The project first assesses the current state of the art and the trends of the international market of electric vehicles (WP2) with a focus on electric two-wheeled vehicles, informs municipal decision makers (target group 1) on the results in especially designed Road-Show Information Days (WP3) held in 5 partner countries. The road-show part of these days is also open to citizens (target group 2). The Road-Show Information Days provide for information on the state of the art of electric vehicles to target group 1 and allows for experience exchange about past, current and planned municipal activities on electric vehicles. At a European level (beyond the scope of the project partner countries) dissemination and information relies on the large network of ’Cities for Mobility’ (represented twice in the consortium) and on the use of a brochure ’Electric Vehicles in Urban Transport Systems’ and of a handbook "Pedelecs" (accessible to both target groups). In WP4 the project builds capacities for continuing the information of municipal decision on electric vehicles beyond the project’s lifetime in several European countries (not only the partner countries).
Results
- The pedelec is embedded in the bicycle's culture and tradition with all related problems but also chances. Vehicles similar to a bicycle tend to be seen as
- good because ecologic, safe and easy to handle.
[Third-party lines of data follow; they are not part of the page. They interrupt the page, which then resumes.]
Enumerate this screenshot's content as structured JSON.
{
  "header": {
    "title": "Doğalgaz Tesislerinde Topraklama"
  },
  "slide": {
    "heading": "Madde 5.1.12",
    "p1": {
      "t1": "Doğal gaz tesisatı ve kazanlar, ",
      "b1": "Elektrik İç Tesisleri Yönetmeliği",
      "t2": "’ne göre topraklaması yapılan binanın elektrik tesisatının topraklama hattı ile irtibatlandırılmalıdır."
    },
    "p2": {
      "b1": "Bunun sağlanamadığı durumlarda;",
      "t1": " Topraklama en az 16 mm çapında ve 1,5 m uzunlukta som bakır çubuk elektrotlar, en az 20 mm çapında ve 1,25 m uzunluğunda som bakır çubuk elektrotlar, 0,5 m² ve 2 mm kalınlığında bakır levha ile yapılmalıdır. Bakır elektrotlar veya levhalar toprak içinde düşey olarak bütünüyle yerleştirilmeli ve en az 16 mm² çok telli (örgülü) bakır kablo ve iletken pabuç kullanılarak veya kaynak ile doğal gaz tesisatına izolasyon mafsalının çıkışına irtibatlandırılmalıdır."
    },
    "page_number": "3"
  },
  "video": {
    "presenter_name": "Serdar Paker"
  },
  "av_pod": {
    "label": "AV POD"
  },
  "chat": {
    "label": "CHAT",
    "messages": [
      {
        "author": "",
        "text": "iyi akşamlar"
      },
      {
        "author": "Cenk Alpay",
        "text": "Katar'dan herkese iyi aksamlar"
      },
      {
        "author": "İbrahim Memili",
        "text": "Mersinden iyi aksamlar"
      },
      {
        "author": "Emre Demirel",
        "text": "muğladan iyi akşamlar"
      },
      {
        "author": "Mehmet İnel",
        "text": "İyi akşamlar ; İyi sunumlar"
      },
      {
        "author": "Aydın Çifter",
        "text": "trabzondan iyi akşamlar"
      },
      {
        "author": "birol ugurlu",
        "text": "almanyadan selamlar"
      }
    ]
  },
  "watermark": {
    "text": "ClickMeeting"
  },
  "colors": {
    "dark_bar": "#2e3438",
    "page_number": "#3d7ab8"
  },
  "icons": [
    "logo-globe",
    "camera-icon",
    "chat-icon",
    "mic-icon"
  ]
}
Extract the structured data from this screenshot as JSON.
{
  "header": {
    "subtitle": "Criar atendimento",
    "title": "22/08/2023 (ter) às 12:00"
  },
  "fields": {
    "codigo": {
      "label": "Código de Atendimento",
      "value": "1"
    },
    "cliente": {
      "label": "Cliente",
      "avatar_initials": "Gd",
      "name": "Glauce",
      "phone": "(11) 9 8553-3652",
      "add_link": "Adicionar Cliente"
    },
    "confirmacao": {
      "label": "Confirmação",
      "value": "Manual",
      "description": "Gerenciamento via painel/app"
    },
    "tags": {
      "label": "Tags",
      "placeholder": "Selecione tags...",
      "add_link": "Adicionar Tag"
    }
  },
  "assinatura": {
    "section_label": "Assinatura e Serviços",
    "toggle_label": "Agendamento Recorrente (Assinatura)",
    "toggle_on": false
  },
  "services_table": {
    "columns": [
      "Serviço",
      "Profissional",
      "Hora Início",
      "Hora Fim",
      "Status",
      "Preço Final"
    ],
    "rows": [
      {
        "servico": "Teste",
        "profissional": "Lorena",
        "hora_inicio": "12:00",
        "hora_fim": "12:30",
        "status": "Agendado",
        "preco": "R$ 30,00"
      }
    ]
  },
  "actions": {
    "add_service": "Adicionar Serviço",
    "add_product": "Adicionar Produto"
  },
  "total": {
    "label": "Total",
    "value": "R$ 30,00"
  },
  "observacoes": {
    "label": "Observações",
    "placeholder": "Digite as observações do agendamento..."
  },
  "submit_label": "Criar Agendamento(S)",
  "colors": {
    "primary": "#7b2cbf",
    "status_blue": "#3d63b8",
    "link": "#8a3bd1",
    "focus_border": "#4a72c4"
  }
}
- potentially insufficient because at the end a bicycle is "only a bicycle" - not a car.
In this reasoning it is sometimes overlooked that - apart from slowly mutating to a pedelec - the bicycle itself is changing (new products: cargo biycle, handbike, new materials etc.), so the classic benchmark, the bicycle itself, changes.
- A general feeling is that some municipal decision makers get interested more easily into the new techno-topic"pedelec " than into cycling culture as such Nevertheless, according to the Go Pedelec! survey two out of five municipal decision makers think financial support for cycling should be higher, even if this question did not explicitly refer to cycling infrastructure but rather to dissemination measures. Municipal decision makers know that the pedelec market has a great future: about 80% of all municipal decision makers interviewed in the Go Pedelec! survey expect a growing pedelec market.
- A lot of obstacles relating to the dissemination of pedelecs do not concern technology but are about simple logical thinking and political will: If there is no cycling culture, no atmosphere inviting to cyclists, why should people step on a bicycle or pedelec at all? Accordingly, several barriers are not so much specific to the pedelec but to cycling as such.
- Car industry was successful in lobbying for their core product (though they aggressively enter the pedelec market as well since recently ) and setting topics within the "electric mobility hype": As a result the electric car is found to dominate minds of many decision makers we had contact with when it comes to the topic of "electric mobility" whereas the pedelec is "also nice" but not the "real thing".
- On the other hand cycling seems slowly but inevitably on the rise at least in some European countries. In those cases where cities actively go for improving cycling culture and thereby also promote pedelecs these stakeholders need some minimum information on "not to dos", in particular in the area of installing charging stations, and information on todos and on experience what others have successfully done in order to avoid large misspent investments.
- Pedelecs are sold in large quantities in many countries. However, the substituting impact on traffic and in particular with regard to combustion engines still seems to be low or at least was not measured sufficiently so far.
- The key stakeholders who may get the stone rolling within the pedelec sector which are essentially municipal decision makers, politicians in general, pedelec manufacturers and retailers do not communicate effectively among them or show relevant interaction.
- The intermodal usage of pedelecs, in particular in combination with public transport, seems to be the most immediate future challenge as well as the most promising opportunity in traffic planning. First highly interesting pilots on this topic have started in Germany.